3. Apply the three clustering algorithms used in the prior section to partition the data into $k_{opt}$ clusters. Then, evaluate each model's clustering quality using the selected metrics. Summarize your findings by comparing the results of each algorithm based on the metric evaluations.


## **Bonus Question**
___
K-means is an iterative algorithm, meaning that with each iteration, it refines the clusters by adjusting them based on the distance of each data point relative to the center of each cluster. This process continues until it reaches a point of convergence or hits a set limit on the number of iterations. You might want to track the progress of forming your clusters.

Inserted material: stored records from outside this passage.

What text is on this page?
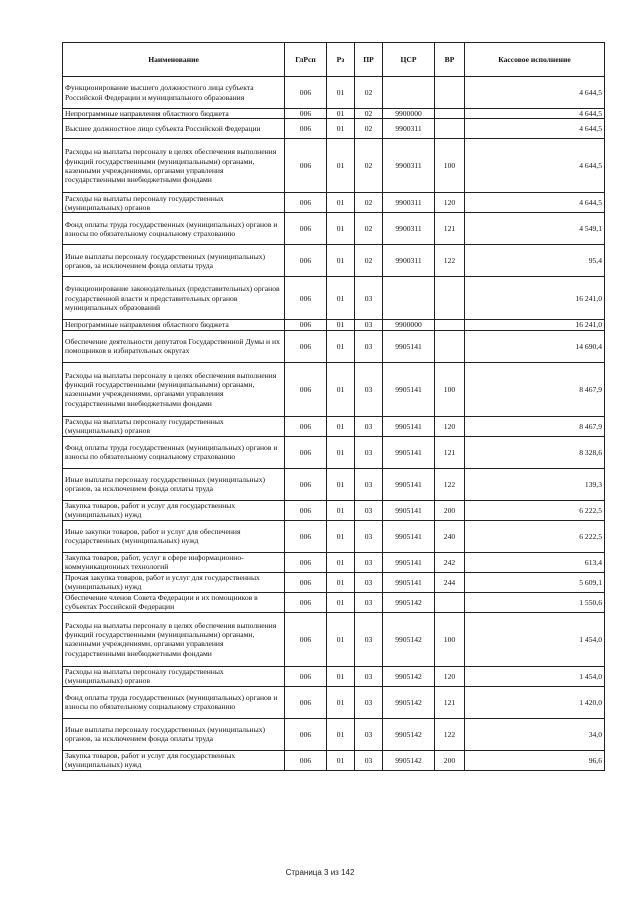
Наименование	ГлРсп	Рз	ПР	ЦСР	ВР	Кассовое исполнение
Функционирование высшего должностного лица субъекта Российской Федерации и муниципального образования	006	01	02			4 644,5
Непрограммные направления областного бюджета	006	01	02	9900000		4 644,5
Высшее должностное лицо субъекта Российской Федерации	006	01	02	9900311		4 644,5
Расходы на выплаты персоналу в целях обеспечения выполнения функций государственными (муниципальными) органами, казенными учреждениями, органами управления государственными внебюджетными фондами	006	01	02	9900311	100	4 644,5
Расходы на выплаты персоналу государственных (муниципальных) органов	006	01	02	9900311	120	4 644,5
Фонд оплаты труда государственных (муниципальных) органов и взносы по обязательному социальному страхованию	006	01	02	9900311	121	4 549,1
Иные выплаты персоналу государственных (муниципальных) органов, за исключением фонда оплаты труда	006	01	02	9900311	122	95,4
Функционирование законодательных (представительных) органов государственной власти и представительных органов муниципальных образований	006	01	03			16 241,0
Непрограммные направления областного бюджета	006	01	03	9900000		16 241,0
Обеспечение деятельности депутатов Государственной Думы и их помощников в избирательных округах	006	01	03	9905141		14 690,4
Расходы на выплаты персоналу в целях обеспечения выполнения функций государственными (муниципальными) органами, казенными учреждениями, органами управления государственными внебюджетными фондами	006	01	03	9905141	100	8 467,9
Расходы на выплаты персоналу государственных (муниципальных) органов	006	01	03	9905141	120	8 467,9
Фонд оплаты труда государственных (муниципальных) органов и взносы по обязательному социальному страхованию	006	01	03	9905141	121	8 328,6
Иные выплаты персоналу государственных (муниципальных) органов, за исключением фонда оплаты труда	006	01	03	9905141	122	139,3
Закупка товаров, работ и услуг для государственных (муниципальных) нужд	006	01	03	9905141	200	6 222,5
Иные закупки товаров, работ и услуг для обеспечения государственных (муниципальных) нужд	006	01	03	9905141	240	6 222,5
Закупка товаров, работ, услуг в сфере информационно-коммуникационных технологий	006	01	03	9905141	242	613,4
Прочая закупка товаров, работ и услуг для государственных (муниципальных) нужд	006	01	03	9905141	244	5 609,1
Обеспечение членов Совета Федерации и их помощников в субъектах Российской Федерации	006	01	03	9905142		1 550,6
Расходы на выплаты персоналу в целях обеспечения выполнения функций государственными (муниципальными) органами, казенными учреждениями, органами управления государственными внебюджетными фондами	006	01	03	9905142	100	1 454,0
Расходы на выплаты персоналу государственных (муниципальных) органов	006	01	03	9905142	120	1 454,0
Фонд оплаты труда государственных (муниципальных) органов и взносы по обязательному социальному страхованию	006	01	03	9905142	121	1 420,0
Иные выплаты персоналу государственных (муниципальных) органов, за исключением фонда оплаты труда	006	01	03	9905142	122	34,0
Закупка товаров, работ и услуг для государственных (муниципальных) нужд	006	01	03	9905142	200	96,6
Страница 3 из 142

1. Select two variables from your instances to display them on a 2D plot. Then, illustrate the progression of the clusters as they change at each iteration. We expect a plot for each iteration, displaying the instances and the clusters they belong to. Select the two features that most effectively separate visual instances belonging to different clusters. Explain the method you used to determine these features.

## **4. Algorithmic Question**

Two brilliant strategists, Arya and Mario, are about to play a game with a sequence of numbers. Arya, as player 1, begins the game, while Mario, player 2, plays 2nd. Their goal is clear: to collect the highest possible score by taking numbers from either end of the sequence, one at a time. They will play in perfect synchronicity, each seeking the advantage.

The sequence represented as an array of `nums`, is laid out in front of them. Arya will start by selecting either the number at the beginning (`nums[0]`) or the end (`nums[nums.length - 1]`) of the array, adding that value to her score. This value is then removed from the beginning or the end of `nums`. Then, it’s Mario’s turn to do the same with the remaining sequence. The game proceeds this way, with each player taking numbers from either end until no numbers are left to claim. The player with the highest score wins.

However, if they end in a tie, Arya, as the first to act, will claim victory by default.

Arya is now before you, asking for help to predict her chances. She wants to know, with her best possible choices, whether she can guarantee a win, assuming both players play with perfect skill.



- a) Help Arya by providing a pseudocode for finding an optimal playing strategy, that is, a strategy that maximizes her value. (Hint: Use recursion, assuming that both players play optimally).



- b) Write a Python program implementing her game strategy. Try different array lengths to test the algorithm.



- c) Is the algorithm efficient? Prove that it is polynomial and provide an asymptotic time complexity bound, or show that it requires exponential time.



- d) If the algorithm is exponential, explain how to make it polynomial and provide a pseudocode for it. Recompute the computational complexity of the updated algorithm.



- e) Implement the algorithm in Python. Compare your result values with the previous algorithm. Also compare the running times.



- f) Finally, consult LLM (ChatGPT, Claude AI, Gemini, Perplexity, etc.) to craft a third, optimized implementation and analyze its time complexity. Also, explain if the LLM is doing a good job and how you can evaluate whether the suggested solution works properly.